A great place to watch the sunset: after leveling their steeply sloped yard, Carin and Ed Jolly can enjoy this view patio, supported on the edge of the hillside by a steel pier. In the foreground, an atlas cedar will add interest as it matures.

Sitting in Style on an East Medford Hillside

Sometimes no one feature in a garden distinguishes it, but rather the interplay of setting and style and the little touches create one outstanding setting.

"When you live with something a long time sometimes, you don't really see it the way strangers do," says Carin Jolly. "People come up here and say this looks like a park and I look around and go 'it does?'"

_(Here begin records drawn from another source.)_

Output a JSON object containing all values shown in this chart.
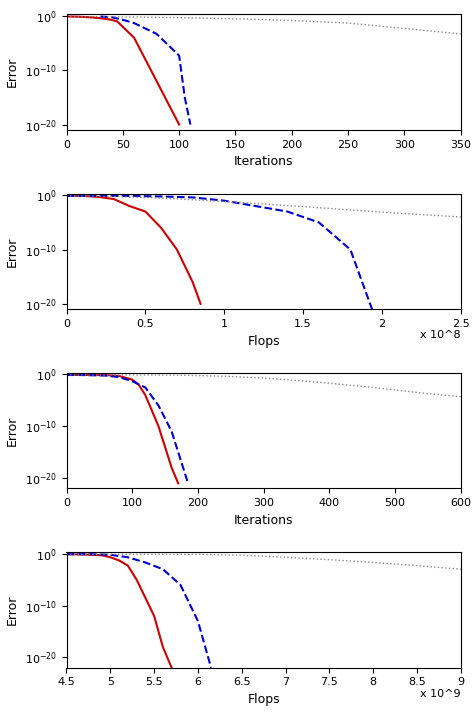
{
  "plots": [
    {
      "xlabel": "Iterations",
      "xlim": [
        0,
        350
      ],
      "xticks": [
        0,
        50,
        100,
        150,
        200,
        250,
        300,
        350
      ],
      "ylim_log": [
        -21,
        0
      ],
      "yticks_log": [
        0,
        -10,
        -20
      ],
      "ytick_labels": [
        "10^0",
        "10^{-10}",
        "10^{-20}"
      ],
      "red_x": [
        0,
        10,
        20,
        30,
        40,
        45,
        50,
        55,
        60,
        65,
        70,
        75,
        80,
        85,
        90,
        95,
        100
      ],
      "red_y": [
        0.8,
        0.75,
        0.6,
        0.4,
        0.2,
        0.1,
        0.01,
        0.001,
        0.0001,
        1e-06,
        1e-08,
        1e-10,
        1e-12,
        1e-14,
        1e-16,
        1e-18,
        1e-20
      ],
      "blue_x": [
        30,
        40,
        50,
        60,
        70,
        80,
        90,
        100,
        105,
        110
      ],
      "blue_y": [
        0.8,
        0.6,
        0.2,
        0.05,
        0.005,
        0.0005,
        5e-06,
        5e-08,
        1e-15,
        1e-20
      ],
      "gray_x": [
        0,
        50,
        100,
        150,
        200,
        250,
        300,
        350
      ],
      "gray_y": [
        0.8,
        0.7,
        0.5,
        0.3,
        0.15,
        0.05,
        0.005,
        0.0005
      ]
    },
    {
      "xlabel": "Flops",
      "xlim": [
        0,
        250000000.0
      ],
      "xtick_vals": [
        0,
        50000000.0,
        100000000.0,
        150000000.0,
        200000000.0,
        250000000.0
      ],
      "xtick_labels": [
        "0",
        "0.5",
        "1",
        "1.5",
        "2",
        "2.5"
      ],
      "xscale_label": "x 10^8",
      "ylim_log": [
        -21,
        0
      ],
      "red_x": [
        0,
        10000000.0,
        20000000.0,
        30000000.0,
        40000000.0,
        50000000.0,
        60000000.0,
        70000000.0,
        80000000.0,
        85000000.0
      ],
      "red_y": [
        0.8,
        0.75,
        0.5,
        0.2,
        0.01,
        0.001,
        1e-06,
        1e-10,
        1e-16,
        1e-20
      ],
      "blue_x": [
        0,
        20000000.0,
        40000000.0,
        60000000.0,
        80000000.0,
        100000000.0,
        120000000.0,
        140000000.0,
        160000000.0,
        180000000.0,
        190000000.0,
        195000000.0
      ],
      "blue_y": [
        0.8,
        0.78,
        0.75,
        0.6,
        0.4,
        0.1,
        0.01,
        0.001,
        1e-05,
        1e-10,
        1e-18,
        1e-22
      ],
      "gray_x": [
        0,
        30000000.0,
        60000000.0,
        90000000.0,
        120000000.0,
        150000000.0,
        180000000.0,
        210000000.0,
        250000000.0
      ],
      "gray_y": [
        0.8,
        0.6,
        0.3,
        0.1,
        0.03,
        0.008,
        0.002,
        0.0005,
        0.0001
      ]
    },
    {
      "xlabel": "Iterations",
      "xlim": [
        0,
        600
      ],
      "xticks": [
        0,
        100,
        200,
        300,
        400,
        500,
        600
      ],
      "ylim_log": [
        -22,
        0
      ],
      "red_x": [
        0,
        10,
        30,
        60,
        80,
        100,
        110,
        120,
        130,
        140,
        150,
        160,
        170
      ],
      "red_y": [
        0.8,
        0.79,
        0.78,
        0.75,
        0.5,
        0.1,
        0.01,
        0.0001,
        1e-07,
        1e-10,
        1e-14,
        1e-18,
        1e-21
      ],
      "blue_x": [
        0,
        20,
        60,
        80,
        100,
        120,
        140,
        160,
        175,
        185
      ],
      "blue_y": [
        0.78,
        0.77,
        0.6,
        0.3,
        0.05,
        0.003,
        1e-06,
        1e-11,
        1e-17,
        1e-21
      ],
      "gray_x": [
        0,
        50,
        100,
        150,
        200,
        250,
        300,
        350,
        400,
        450,
        500,
        550,
        600
      ],
      "gray_y": [
        0.8,
        0.79,
        0.78,
        0.77,
        0.6,
        0.4,
        0.2,
        0.07,
        0.02,
        0.005,
        0.001,
        0.0002,
        5e-05
      ]
    },
    {
      "xlabel": "Flops",
      "xlim": [
        4500000000.0,
        9000000000.0
      ],
      "xtick_vals": [
        4500000000.0,
        5000000000.0,
        5500000000.0,
        6000000000.0,
        6500000000.0,
        7000000000.0,
        7500000000.0,
        8000000000.0,
        8500000000.0,
        9000000000.0
      ],
      "xtick_labels": [
        "4.5",
        "5",
        "5.5",
        "6",
        "6.5",
        "7",
        "7.5",
        "8",
        "8.5",
        "9"
      ],
      "xscale_label": "x 10^9",
      "ylim_log": [
        -22,
        0
      ],
      "red_x": [
        4500000000.0,
        4700000000.0,
        4900000000.0,
        5000000000.0,
        5100000000.0,
        5200000000.0,
        5300000000.0,
        5500000000.0,
        5600000000.0,
        5700000000.0
      ],
      "red_y": [
        0.8,
        0.7,
        0.5,
        0.2,
        0.05,
        0.005,
        1e-05,
        1e-12,
        1e-18,
        1e-22
      ],
      "blue_x": [
        4500000000.0,
        4800000000.0,
        5000000000.0,
        5200000000.0,
        5400000000.0,
        5600000000.0,
        5800000000.0,
        6000000000.0,
        6100000000.0,
        6150000000.0
      ],
      "blue_y": [
        0.78,
        0.77,
        0.6,
        0.2,
        0.02,
        0.001,
        1e-06,
        1e-13,
        1e-19,
        1e-22
      ],
      "gray_x": [
        4500000000.0,
        5000000000.0,
        5500000000.0,
        6000000000.0,
        6500000000.0,
        7000000000.0,
        7500000000.0,
        8000000000.0,
        8500000000.0,
        9000000000.0
      ],
      "gray_y": [
        0.78,
        0.77,
        0.76,
        0.75,
        0.5,
        0.2,
        0.07,
        0.02,
        0.005,
        0.001
      ]
    }
  ],
  "red_color": "#cc0000",
  "blue_color": "#0000cc",
  "gray_color": "#888888",
  "red_lw": 1.5,
  "blue_lw": 1.5,
  "gray_lw": 1.0,
  "ylabel": "Error",
  "font_size": 9
}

When Carin and Ed Jolly bought their east Medford lot, it was the view from the three acres that attracted them. Situated on the side of a hill, the view took in most of the Rogue Valley.

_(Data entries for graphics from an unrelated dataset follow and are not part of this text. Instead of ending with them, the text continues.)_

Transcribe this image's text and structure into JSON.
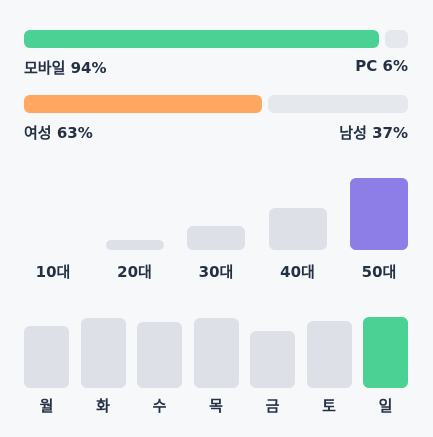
{
  "device_split": {
    "left_label": "모바일 94%",
    "right_label": "PC 6%",
    "left_value": 94,
    "right_value": 6,
    "left_color": "#4cd195",
    "right_color": "#e5e8ec"
  },
  "gender_split": {
    "left_label": "여성 63%",
    "right_label": "남성 37%",
    "left_value": 63,
    "right_value": 37,
    "left_color": "#ffa661",
    "right_color": "#e5e8ec"
  },
  "chart_data": [
    {
      "type": "bar",
      "categories": [
        "10대",
        "20대",
        "30대",
        "40대",
        "50대"
      ],
      "values": [
        0,
        10,
        24,
        42,
        72
      ],
      "ylim": [
        0,
        72
      ],
      "highlight_index": 4,
      "colors": {
        "base": "#dde1e7",
        "highlight": "#8d7ee7"
      }
    },
    {
      "type": "bar",
      "categories": [
        "월",
        "화",
        "수",
        "목",
        "금",
        "토",
        "일"
      ],
      "values": [
        62,
        70,
        66,
        70,
        57,
        67,
        71
      ],
      "ylim": [
        0,
        71
      ],
      "highlight_index": 6,
      "colors": {
        "base": "#dde1e7",
        "highlight": "#4cd195"
      }
    }
  ]
}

"The yard kind of evolved," Carin says. "It was just a flat bit of dirt and we moved in more dirt and tried to make it look natural. We had put the house as close to the edge of the hill as we could."

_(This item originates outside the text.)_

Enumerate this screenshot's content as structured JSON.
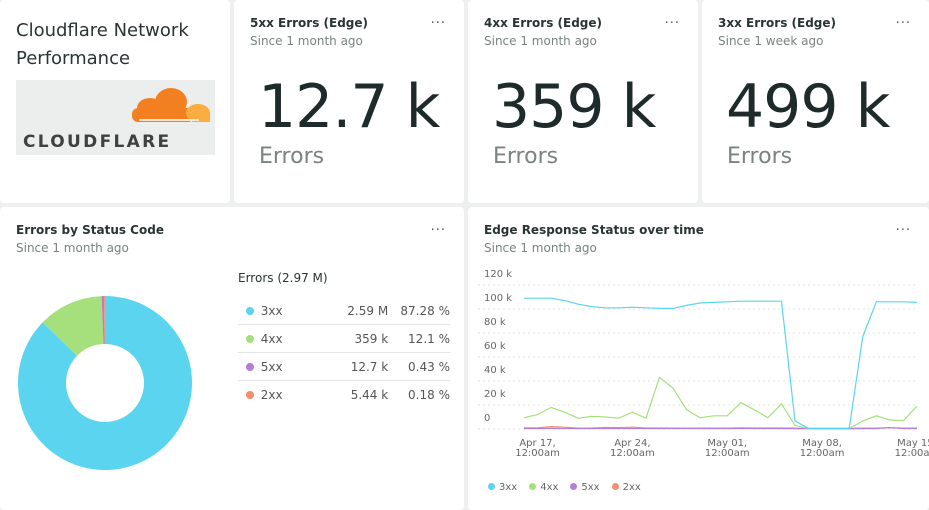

The land sloped steeply, and Russ Pane of Medford's Orchard Home Landscape and Design remembers it took a lot of muddy work to create what are now flat areas off the house. It took 300 yards of fill to create the yard, which stretches 140 feet along the back of the house and varies from 35 to 60 feet wide. That hard-won yard has become a lovely meandering garden which moves from one of three outdoor living areas to another.

The main outdoor room sits under an overhanging roof supported by giant pillars. It features resin wicker seating around a glass-topped table under a ceiling fan. In cool weather this open room is warmed by two large butane heaters. A retractable awning between the pillars cuts the breeze, yet the view of the valley is still visible through the fabric.

"Between the heaters and the awning cutting the wind we can use that room most of the year," Carin says.

They added a waterfall and pond nearby. The waterfall is over 6 feet tall, and the winding pond is about 12 feet across at the widest. The sound of tumbling water adds just the right note to the park-like landscaping, which relies mostly on perennials. Candytuft and creeping phlox, rosemary, nandina, several varieties of Japanese maples, dogwoods, birches and ceanothus form the backbone of the scene. kinnikinnick is used extensively as ground cover, as well as viburnum and snow-in-summer (Cerastium tomentosum). The pond itself is home to a thick patch of water iris as well as water lilies.

The second seating area is supported above the side of the hill on steel piers. Low-slung metal chairs surround a multi-use marble-topped table. The center of the table lifts out and a copper pit in the middle can be used either as a firepit or as an ice bucket for drinks. It is an exquisite spot to watch the sun set.

Further along, on the flagstone and river-rock path around the house, is a flower bed and formal fountain.

"There's a lot of interest now in small courtyards with water fountains," says Dennis Trost, co-owner of In Thee Garden, a division of Medford's Southern Oregon Nursery. "It works both with formal and informal gardens."

Off the master bedroom is another seating area with a hot tub and a wrought-iron outdoor set with a decorative vine-and-leaf design. Carin laughs when asked where she got the three lovely sets. "Costco, Target and Wal-Mart," she replies.

The yard looks like the perfect setting for parties. "Mostly we just have family gatherings," Carin says. "But at the end of the day it is just wonderful to come sit out here and just relax."